That's the question LeBron James asked of us in his new Nike commercial, and it's the question that's on everyone's minds as LeBron heads back to Cleveland to face the Cavaliers as a visitor for the first time in his NBA career.
Should I admit that I've made mistakes?
LeBron returns to Cleveland not as the triumphant conquerer, with a dominant Miami team, but with more baggage than when he left, as the Heat have scuffled to a 10-8 start. And while he's admitted that he could have handled his decision better, in terms of execution, he still stands by the decision to join Miami, saying as recently as last night, "There's always pros and cons with any decision that you make. But I'm happy here."
Should I remind you that I've done this before?
Should I give you a history lesson?
OK, here's a history lesson for you, LeBron. During your time in Cleveland, you became the franchise's all-time leading scorer.
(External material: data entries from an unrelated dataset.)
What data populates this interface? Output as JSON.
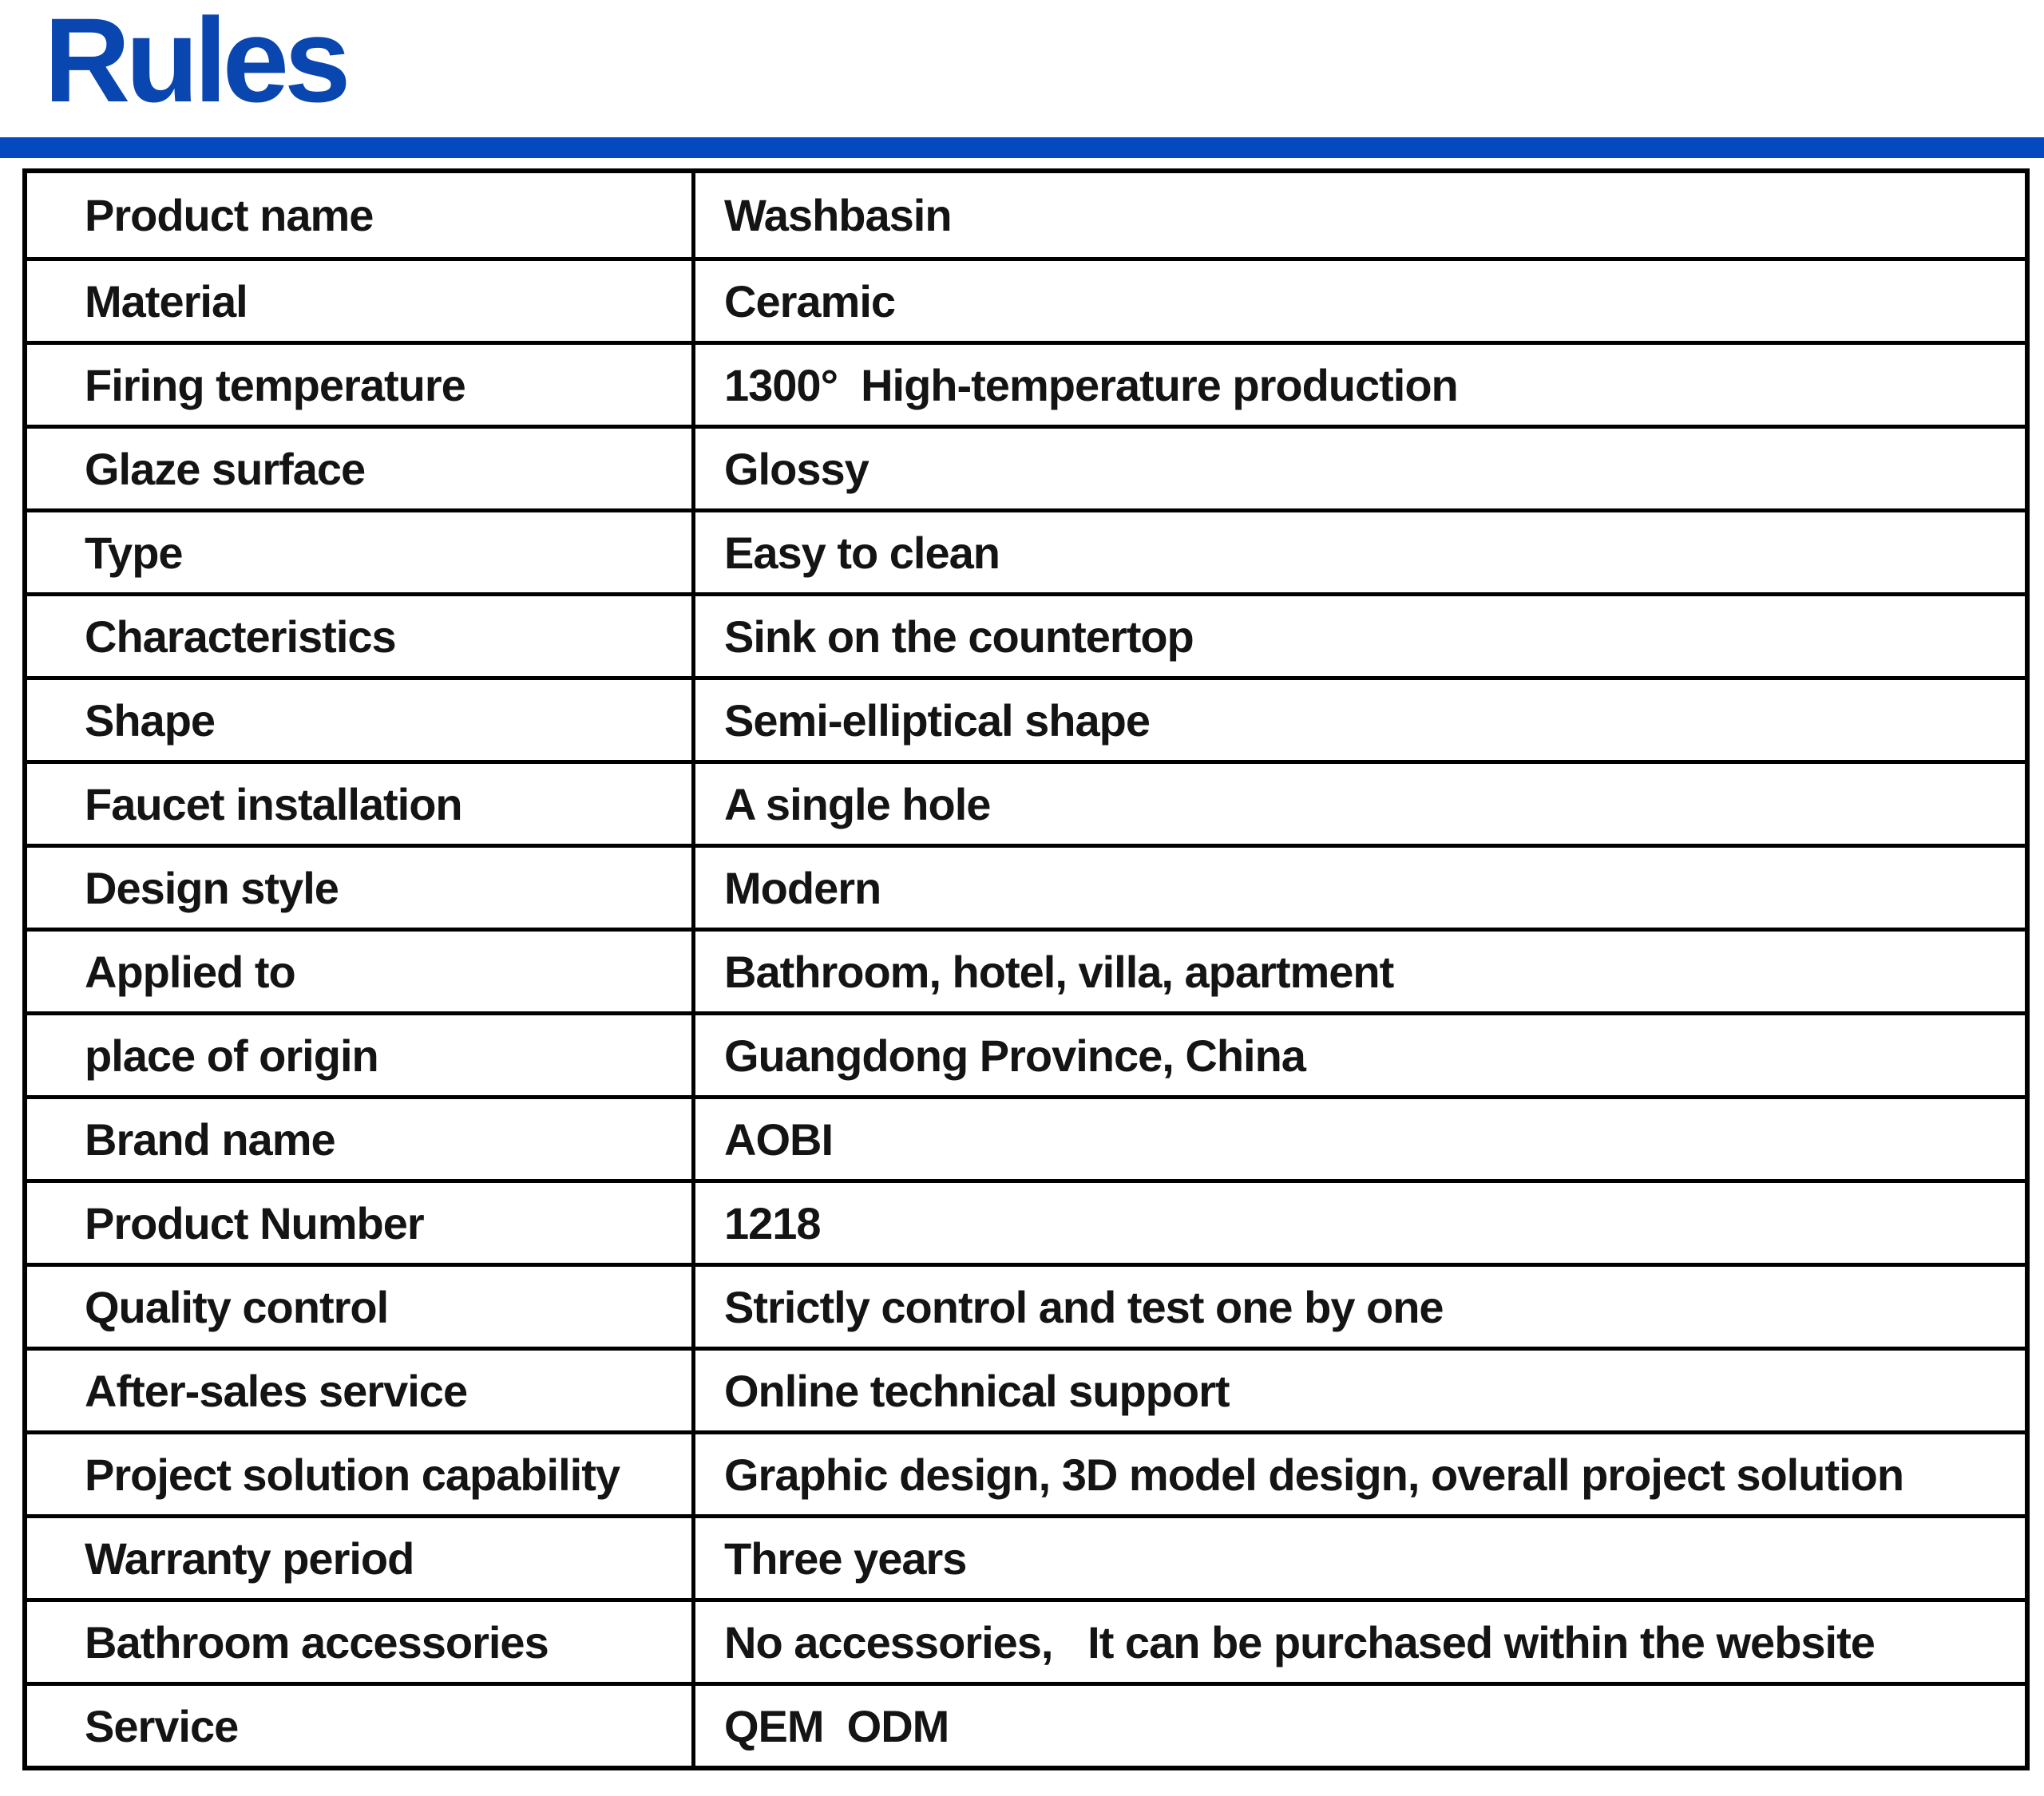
{
  "header": {
    "title": "Rules",
    "title_color": "#0a46b0",
    "underline_color": "#0449c0"
  },
  "table": {
    "rows": [
      {
        "label": "Product name",
        "value": "Washbasin"
      },
      {
        "label": "Material",
        "value": "Ceramic"
      },
      {
        "label": "Firing temperature",
        "value": "1300°  High-temperature production"
      },
      {
        "label": "Glaze surface",
        "value": "Glossy"
      },
      {
        "label": "Type",
        "value": "Easy to clean"
      },
      {
        "label": "Characteristics",
        "value": "Sink on the countertop"
      },
      {
        "label": "Shape",
        "value": "Semi-elliptical shape"
      },
      {
        "label": "Faucet installation",
        "value": "A single hole"
      },
      {
        "label": "Design style",
        "value": "Modern"
      },
      {
        "label": "Applied to",
        "value": "Bathroom, hotel, villa, apartment"
      },
      {
        "label": "place of origin",
        "value": "Guangdong Province, China"
      },
      {
        "label": "Brand name",
        "value": "AOBI"
      },
      {
        "label": "Product Number",
        "value": "1218"
      },
      {
        "label": "Quality control",
        "value": "Strictly control and test one by one"
      },
      {
        "label": "After-sales service",
        "value": "Online technical support"
      },
      {
        "label": "Project solution capability",
        "value": "Graphic design, 3D model design, overall project solution"
      },
      {
        "label": "Warranty period",
        "value": "Three years"
      },
      {
        "label": "Bathroom accessories",
        "value": "No accessories,   It can be purchased within the website"
      },
      {
        "label": "Service",
        "value": "QEM  ODM"
      }
    ]
  }
}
Now you'll be playing against the team for whom you've scored more points than anyone else. You know how many of your contemporaries can say that? Three. Pau Gasol, every time he returns to Memphis, Kevin Garnett when he goes back to Minnesota, and your teammate, Chris Bosh, when he goes back to Toronto. That's it. And those guys aren't despised by their old fan bases (well, Bosh kind of is, but not to the level you are).
What should I do?
Do you really want my honest opinion, LeBron? Well, here it is, and I say this as one of your biggest fans, someone who has supported you throughout your career (and when I say "career", I go back to your sophomore year of high school).
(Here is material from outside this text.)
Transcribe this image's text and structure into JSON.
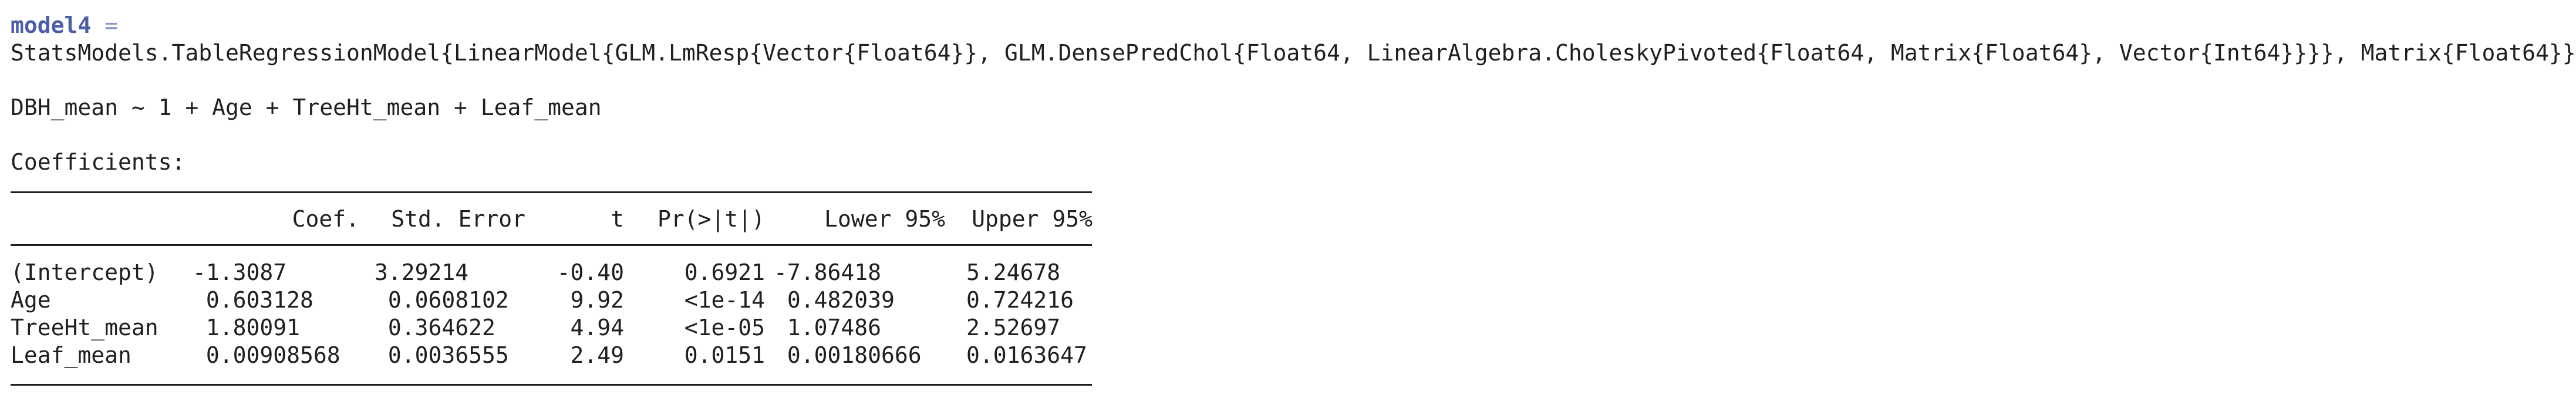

What should you do, LeBron? Man up.
Watching you this season, it's clear something's off, and it's not just a matter of an incompatibility between you and Dwyane Wade (thought I do think there's some reality to that issue). And while you're never really going to ask me for my opinion, I'm going to give it to you anyway. I think, for the first time in your life, you're being seriously criticized on multiple fronts and you have no idea how to handle it.
With one meme'd-to-death phrase, you went from being cheered in almost every arena in the NBA to being universally booed. And, more importantly, you went from having your failures excused to have them scrutinized like never before. You've never had to really own up to anything.
When you briefly lost your amateur status in high school? Well, that was because the rules were stupid.
When you didn't make the playoffs as a rookie? That was because your team wasn't very good.
When you missed the playoffs again in '04-05, getting your coach fired in the process? The front office's fault.
When you lost to the Pistons in Game 7 in '06? You weren't "ready" yet.
When you got swept by the Spurs in '07? Teammates again.
When you lost to the Celtics in '08? They were just "better".
Magic in '09? Still your teammates.
To be fair to you, some of those excuses were accurate, but it seemed like no one ever said "maybe LeBron could have done a little more", which meant you never had to say "this one's on me". It wasn't until last year's Celtics series -- when you quit, though you still won't own up to that -- that the blame for your failures was put squarely on your shoulders. So what did you do? You left. And you haven't been the same since.
Back when your new Nike commercial came out, I thought the brilliance of it was that the last time you asked "what should I do", it was over a shot of you doing exactly what you should do, which is play basketball. But I've come to realize it's more complicated than that. You're not the same basketball player you used to be, because you're in such an unfamiliar situation. For the first time in your career, you're not universally beloved. And it's clear you're not handling it well. Your body language on the court is bad. You continue to grasp at straws -- "Wade missed the preseason", "Miller's hurt", "Rome wasn't built in a day", etc. -- and make excuses like you have your entire career. You choose to listen to those that support you, while dismissing those that don't as "haters". But it's not that simple.
Back to the commercial for a second:
Should I accept my role, as a villain?
No. No you shouldn't, because it's clear you have no idea how to do that. You've been cast as the villain, whether you accept it or not, and just playing basketball at a high level -- though one lower than we're used to seeing from you -- isn't going to change that. So, again, what should you do?
Miami wants us to "Fan Up", well, I want you to Man Up first. Come out tomorrow night and say you made a mistake. Not in leaving Cleveland -- you had every right to do that -- but in the way you did it (the whole charity thing is just another excuse. You could have just donated $3M to the Boys and Girls Club without having to go on TV for an hour and rip out the hearts of your fans in Cleveland). And admit you made a mistake in not doing everything you could to win a title while you were in Cleveland. And admit you made a mistake in letting everyone around you make excuses for you for 11 years. And then, lastly, declare that it stops tonight. Once you take responsibility, everything else will fall into place. And, no, it might not happen overnight. It might not even happen this season. But once you stop making excuses, and start admitting your failures, maybe then you can go about correcting them.